Beyond the two primary disclosures, there are others to have ready by August 1:
  • the post-consummation escrow cancellation notice (aka "Escrow Closing Notice") 
  • the post-consummation mortgage servicing transfer
  • partial payment notice

Record Retention 
 
You probably need to update record retention policies as well.  
  • Keep a copy of the Closing Disclosure (and all documents related to the Closing Disclosure) for five years after consummation, even if you sell the loan and the servicing rights.
  • Keep the Post-Consummation Escrow Cancellation Notice (Escrow Closing Notice) and the Post-Consummation Partial Payment Policy disclosure for two years. 
  • For all other evidence of compliance with the Integrated Disclosure provisions of Regulation Z (including the Loan Estimate) maintain records for three years after consummation of the loan.

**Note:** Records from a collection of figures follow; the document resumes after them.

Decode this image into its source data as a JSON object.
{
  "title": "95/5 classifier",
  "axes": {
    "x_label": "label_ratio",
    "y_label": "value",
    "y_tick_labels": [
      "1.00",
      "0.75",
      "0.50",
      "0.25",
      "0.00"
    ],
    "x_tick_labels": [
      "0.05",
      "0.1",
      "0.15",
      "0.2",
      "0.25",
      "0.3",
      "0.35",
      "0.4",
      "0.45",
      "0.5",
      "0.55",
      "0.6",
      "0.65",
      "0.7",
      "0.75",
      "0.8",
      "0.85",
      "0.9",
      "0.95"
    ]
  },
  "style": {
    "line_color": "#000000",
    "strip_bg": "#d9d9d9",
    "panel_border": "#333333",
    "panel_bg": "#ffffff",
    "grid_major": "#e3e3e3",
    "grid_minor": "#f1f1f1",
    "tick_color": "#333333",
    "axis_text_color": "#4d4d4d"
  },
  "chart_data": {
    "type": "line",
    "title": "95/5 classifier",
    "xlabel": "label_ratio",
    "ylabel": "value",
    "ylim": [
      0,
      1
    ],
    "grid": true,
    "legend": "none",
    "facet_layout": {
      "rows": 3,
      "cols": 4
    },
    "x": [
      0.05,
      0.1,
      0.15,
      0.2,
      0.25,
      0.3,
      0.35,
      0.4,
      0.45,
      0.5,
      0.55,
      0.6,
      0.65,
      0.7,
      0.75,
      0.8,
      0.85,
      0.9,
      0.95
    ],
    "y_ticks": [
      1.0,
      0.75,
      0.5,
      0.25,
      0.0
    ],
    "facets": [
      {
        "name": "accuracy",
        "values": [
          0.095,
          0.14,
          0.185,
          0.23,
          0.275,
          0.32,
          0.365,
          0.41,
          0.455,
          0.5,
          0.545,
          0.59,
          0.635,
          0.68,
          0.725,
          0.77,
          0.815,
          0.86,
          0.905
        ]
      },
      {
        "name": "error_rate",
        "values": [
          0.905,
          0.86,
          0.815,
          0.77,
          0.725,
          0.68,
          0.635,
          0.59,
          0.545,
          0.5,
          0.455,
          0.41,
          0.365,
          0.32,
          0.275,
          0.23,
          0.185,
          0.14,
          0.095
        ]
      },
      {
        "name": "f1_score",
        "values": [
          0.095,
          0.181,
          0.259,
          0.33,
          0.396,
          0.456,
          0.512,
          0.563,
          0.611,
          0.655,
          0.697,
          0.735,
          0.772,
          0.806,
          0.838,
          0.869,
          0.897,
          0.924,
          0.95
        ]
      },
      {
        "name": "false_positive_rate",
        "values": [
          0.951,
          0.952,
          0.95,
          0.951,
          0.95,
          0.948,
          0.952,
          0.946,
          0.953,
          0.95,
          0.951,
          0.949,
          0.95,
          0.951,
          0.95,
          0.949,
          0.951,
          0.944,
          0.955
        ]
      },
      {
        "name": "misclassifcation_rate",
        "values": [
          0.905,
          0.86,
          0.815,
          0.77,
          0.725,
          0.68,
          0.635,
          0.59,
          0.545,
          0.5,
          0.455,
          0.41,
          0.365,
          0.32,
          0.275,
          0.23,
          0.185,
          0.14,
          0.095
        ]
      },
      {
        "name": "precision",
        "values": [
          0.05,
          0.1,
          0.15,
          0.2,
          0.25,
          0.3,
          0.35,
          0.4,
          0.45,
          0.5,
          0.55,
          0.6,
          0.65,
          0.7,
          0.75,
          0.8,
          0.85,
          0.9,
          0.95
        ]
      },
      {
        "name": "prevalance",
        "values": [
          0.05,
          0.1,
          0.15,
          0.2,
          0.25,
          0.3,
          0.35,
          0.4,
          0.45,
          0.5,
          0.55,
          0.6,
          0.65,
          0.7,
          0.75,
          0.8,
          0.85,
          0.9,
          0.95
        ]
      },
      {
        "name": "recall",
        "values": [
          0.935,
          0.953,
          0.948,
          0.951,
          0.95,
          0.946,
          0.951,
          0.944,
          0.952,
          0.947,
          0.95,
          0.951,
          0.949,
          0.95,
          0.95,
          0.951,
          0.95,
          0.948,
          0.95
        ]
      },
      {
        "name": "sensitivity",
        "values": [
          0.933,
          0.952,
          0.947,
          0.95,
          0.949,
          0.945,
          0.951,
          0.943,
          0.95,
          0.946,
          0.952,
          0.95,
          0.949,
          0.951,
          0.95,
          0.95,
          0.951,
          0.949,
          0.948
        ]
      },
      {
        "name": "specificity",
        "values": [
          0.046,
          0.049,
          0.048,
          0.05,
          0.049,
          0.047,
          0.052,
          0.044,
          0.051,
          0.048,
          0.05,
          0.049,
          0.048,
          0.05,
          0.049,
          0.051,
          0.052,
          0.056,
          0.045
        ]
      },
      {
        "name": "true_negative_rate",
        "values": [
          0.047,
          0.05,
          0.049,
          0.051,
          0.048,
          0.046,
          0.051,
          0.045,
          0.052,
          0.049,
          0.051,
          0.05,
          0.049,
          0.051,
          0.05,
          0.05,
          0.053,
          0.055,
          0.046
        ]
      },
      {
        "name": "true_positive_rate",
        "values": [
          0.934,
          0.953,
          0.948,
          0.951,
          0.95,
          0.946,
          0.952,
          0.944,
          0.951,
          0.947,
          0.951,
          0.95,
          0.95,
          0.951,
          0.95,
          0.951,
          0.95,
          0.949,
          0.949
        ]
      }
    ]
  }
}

  • Be sure you know when to use the new forms versus when to continue to use the existing disclosures (GFE, initial and final TIL, and the HUD-1)
    • Specifically, the TILA-RESPA rule does not apply to HELOCs, reverse mortgages or mortgages secured by a mobile home or by a dwelling that is not attached to real property (i.e., land). (§ 1026.19(e) and (f))
    • However, certain types of loans that are currently subject to TILA but not RESPA are subject to the new integrated disclosure requirements, including: construction-only loans, vacant-land loans, and loans secured by 25 acres or more.
  And Many More...
 
Here are a few things you’ll want to think about, such as the following: 
  • Do you have policies and forms for pre-consummation and post-consummation disclosures? 
  • Also, think about how a consumer will give the required indication of intent to proceed with a loan? Are you going to have a form?
  • How are you going to track the new tolerances?
In addition, I suggest you take a look at the Readiness Questionnaire in Part 2 of the CFPB’s Mortgage Rules Readiness Guide. I encourage you to work through the TILA-RESPA Integration section that begins on page 15 and ends on page 21.  This is not mandatory (and it has not been added to the Exam Manual), but it may be useful to help determine how ready you are and what you need to do next. 


My hope is that each of you reading this article will be buoyed with confidence that you are well-prepared for the August 1 compliance deadline, but if you are not, I hope this article will help you identify the areas that need work in the final days before implementation.